Monday, June 2, 2014

The Outcast Dead by Elly Griffiths

Reviewed by Jeanne

Ruth Galloway is a British forensic archaeologist who lives in Norfolk, a mostly rural area near a salt marsh. She’s had her share of encounters with the police, partly as a result of her work, and is friends with  DCI Harry Nelson.  Actually, a bit more than friends, as they have a child together, Kate, but Harry is married with two teenage daughters and still in love with his wife.  It makes for a complicated situation, but Griffiths is careful not to let it all devolve into soap opera.

 The Outcast Dead finds Ruth doing some excavating near Norwich Castle where she’s uncovered the bones of a woman with a hook for a hand.  Speculation is rampant that these are the remains of the notorious Mother Hook, a woman who was executed in 1867 for murdering a child in her care.  Ruth is more cautious, but not so her boss at the university:  Phil has been contacted by a television producer with an interest in the find.
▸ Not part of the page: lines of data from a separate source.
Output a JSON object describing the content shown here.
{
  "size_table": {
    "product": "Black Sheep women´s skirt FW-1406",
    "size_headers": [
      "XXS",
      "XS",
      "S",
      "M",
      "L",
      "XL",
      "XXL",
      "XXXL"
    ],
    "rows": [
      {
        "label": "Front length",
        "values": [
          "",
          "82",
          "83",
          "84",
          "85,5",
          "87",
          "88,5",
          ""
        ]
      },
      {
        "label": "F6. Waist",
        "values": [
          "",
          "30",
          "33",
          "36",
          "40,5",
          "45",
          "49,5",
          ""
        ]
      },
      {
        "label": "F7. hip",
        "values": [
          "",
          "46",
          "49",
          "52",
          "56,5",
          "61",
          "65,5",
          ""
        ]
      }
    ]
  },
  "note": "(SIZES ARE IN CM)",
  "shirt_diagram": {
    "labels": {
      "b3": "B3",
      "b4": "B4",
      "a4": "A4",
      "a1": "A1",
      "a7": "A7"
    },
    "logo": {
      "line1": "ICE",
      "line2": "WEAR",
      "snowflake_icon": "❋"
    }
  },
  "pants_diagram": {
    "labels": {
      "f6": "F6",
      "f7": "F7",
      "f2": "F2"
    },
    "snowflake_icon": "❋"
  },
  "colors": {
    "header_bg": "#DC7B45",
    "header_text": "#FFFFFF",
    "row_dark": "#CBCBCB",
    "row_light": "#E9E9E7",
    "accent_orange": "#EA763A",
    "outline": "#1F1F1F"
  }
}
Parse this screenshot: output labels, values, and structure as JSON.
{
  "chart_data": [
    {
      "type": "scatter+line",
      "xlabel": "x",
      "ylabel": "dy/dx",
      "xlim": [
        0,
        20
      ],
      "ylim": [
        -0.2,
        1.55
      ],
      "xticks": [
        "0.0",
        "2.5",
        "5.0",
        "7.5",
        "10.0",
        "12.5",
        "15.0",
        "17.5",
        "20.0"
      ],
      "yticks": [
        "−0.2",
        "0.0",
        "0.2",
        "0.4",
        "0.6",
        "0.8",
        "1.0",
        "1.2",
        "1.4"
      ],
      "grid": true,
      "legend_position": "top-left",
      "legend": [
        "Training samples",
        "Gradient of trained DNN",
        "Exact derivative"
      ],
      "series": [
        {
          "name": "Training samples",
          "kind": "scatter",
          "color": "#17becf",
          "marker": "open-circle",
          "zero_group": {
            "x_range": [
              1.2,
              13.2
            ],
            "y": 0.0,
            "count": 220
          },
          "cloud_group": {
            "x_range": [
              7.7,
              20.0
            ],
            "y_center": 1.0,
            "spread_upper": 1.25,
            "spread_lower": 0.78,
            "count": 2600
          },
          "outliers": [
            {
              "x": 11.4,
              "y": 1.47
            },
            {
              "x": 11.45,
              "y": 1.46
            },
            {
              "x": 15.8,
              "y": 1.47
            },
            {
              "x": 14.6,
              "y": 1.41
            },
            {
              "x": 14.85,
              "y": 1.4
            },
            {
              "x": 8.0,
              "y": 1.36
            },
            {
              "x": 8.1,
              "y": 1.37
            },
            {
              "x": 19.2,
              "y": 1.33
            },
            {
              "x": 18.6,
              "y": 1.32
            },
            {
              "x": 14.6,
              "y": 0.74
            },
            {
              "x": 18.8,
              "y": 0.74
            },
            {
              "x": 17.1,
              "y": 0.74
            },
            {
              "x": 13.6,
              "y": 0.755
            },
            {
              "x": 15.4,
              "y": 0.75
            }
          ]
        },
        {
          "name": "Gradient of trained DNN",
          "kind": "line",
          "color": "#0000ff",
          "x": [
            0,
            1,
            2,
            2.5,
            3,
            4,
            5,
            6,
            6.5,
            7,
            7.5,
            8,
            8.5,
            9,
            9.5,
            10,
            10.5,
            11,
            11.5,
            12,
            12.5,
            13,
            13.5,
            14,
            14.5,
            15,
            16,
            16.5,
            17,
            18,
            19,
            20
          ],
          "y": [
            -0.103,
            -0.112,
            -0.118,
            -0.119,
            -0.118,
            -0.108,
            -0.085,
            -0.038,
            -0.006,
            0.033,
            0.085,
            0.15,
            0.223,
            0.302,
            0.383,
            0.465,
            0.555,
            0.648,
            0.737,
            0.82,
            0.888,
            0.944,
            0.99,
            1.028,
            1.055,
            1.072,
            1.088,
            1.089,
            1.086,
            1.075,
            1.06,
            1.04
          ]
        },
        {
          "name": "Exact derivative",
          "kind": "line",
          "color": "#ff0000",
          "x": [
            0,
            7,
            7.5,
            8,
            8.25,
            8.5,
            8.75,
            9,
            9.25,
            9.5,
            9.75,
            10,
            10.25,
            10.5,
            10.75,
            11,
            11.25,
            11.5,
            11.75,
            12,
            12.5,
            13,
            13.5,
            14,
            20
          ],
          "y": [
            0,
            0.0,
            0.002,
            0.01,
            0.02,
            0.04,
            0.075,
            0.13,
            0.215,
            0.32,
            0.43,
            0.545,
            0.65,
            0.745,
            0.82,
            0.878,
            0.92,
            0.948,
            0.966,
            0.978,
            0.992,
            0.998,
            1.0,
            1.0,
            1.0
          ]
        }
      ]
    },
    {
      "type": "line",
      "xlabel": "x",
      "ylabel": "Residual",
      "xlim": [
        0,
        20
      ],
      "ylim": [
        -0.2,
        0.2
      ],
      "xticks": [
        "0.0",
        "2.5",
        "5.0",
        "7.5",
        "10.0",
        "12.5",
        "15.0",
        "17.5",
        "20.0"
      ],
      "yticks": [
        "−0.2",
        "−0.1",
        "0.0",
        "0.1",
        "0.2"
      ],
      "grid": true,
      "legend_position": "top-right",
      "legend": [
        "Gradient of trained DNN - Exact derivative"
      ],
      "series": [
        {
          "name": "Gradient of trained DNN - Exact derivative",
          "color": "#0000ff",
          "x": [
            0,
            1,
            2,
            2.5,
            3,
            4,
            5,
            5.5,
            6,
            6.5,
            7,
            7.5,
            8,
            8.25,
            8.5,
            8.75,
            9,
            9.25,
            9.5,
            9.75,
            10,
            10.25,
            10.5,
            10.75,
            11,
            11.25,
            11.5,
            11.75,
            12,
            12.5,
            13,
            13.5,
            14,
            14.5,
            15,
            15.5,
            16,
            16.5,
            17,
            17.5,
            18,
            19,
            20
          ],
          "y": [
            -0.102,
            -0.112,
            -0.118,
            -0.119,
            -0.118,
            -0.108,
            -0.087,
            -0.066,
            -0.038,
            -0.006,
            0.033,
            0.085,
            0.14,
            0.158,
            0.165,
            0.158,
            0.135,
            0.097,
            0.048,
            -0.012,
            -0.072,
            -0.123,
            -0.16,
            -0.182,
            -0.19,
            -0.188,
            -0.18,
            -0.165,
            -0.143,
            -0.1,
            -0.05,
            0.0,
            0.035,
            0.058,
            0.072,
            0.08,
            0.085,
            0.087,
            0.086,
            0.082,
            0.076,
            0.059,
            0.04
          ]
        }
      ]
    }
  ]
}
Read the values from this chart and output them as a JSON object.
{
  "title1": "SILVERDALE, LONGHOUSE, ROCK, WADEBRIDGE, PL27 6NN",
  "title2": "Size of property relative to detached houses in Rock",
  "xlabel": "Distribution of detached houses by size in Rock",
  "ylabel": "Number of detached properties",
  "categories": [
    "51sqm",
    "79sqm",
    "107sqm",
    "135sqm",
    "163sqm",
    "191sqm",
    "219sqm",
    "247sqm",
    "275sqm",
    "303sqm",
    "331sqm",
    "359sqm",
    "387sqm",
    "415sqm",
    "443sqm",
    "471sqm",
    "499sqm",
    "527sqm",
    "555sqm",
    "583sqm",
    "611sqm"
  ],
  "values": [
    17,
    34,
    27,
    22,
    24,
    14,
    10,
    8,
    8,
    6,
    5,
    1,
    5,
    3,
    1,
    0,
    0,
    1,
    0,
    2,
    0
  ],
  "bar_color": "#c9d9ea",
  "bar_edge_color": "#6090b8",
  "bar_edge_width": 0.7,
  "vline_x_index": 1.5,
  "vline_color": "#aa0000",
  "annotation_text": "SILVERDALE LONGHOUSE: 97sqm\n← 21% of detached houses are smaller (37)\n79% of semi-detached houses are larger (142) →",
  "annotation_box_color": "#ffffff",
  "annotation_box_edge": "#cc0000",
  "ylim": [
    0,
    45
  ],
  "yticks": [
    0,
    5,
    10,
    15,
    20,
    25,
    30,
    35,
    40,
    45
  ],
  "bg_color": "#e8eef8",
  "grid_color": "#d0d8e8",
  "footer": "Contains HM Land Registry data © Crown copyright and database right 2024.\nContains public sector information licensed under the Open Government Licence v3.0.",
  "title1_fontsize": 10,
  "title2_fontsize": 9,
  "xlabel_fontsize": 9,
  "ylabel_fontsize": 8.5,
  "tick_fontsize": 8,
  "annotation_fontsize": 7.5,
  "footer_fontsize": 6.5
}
Meanwhile, Nelson is investigating a child’s death in a household where two other children had already died, apparently of Sudden Infant Death Syndrome, which Nelson finds very suspicious. Then, just to up the ante, another child is kidnapped.

Griffiths’ writing is wonderful.  Her characters are fully realized, complex people, and she has a knack for making the settings come to life.  Her commentary on various aspects of life, from working mothers to television, is thoughtful and funny.  Ruth is no superwoman but neither does she indulge in self-pity.  I am fascinated with the relationship between Ruth and Harry.  There’s a strong attraction, but neither can really imagine being together in a marriage or even a long-term relationship.  Physically, Ruth is on the heavy side, unfashionable, and awkward-- not at all your typical heroine.

 The mystery aspects of the books are also well done, and Griffiths seems to know what she’s talking about with the technical aspects of Ruth’s job.  Each book has had a strong historical element as befits a book about an archaeologist, but there’s also a current danger.

One of the things I enjoy about the books is the tone.  There’s a certain degree of detachment in the narration which I find appealing, and while Ruth has opinions, the books never turn preachy or serve as the author’s soapbox. 

While you don’t have to read the books in order, it does make for a more enjoyable experience, especially as the relationships between some characters have changed.  I recommend the series for mystery fans who like a dose of history and who appreciate a strong setting and complex characters.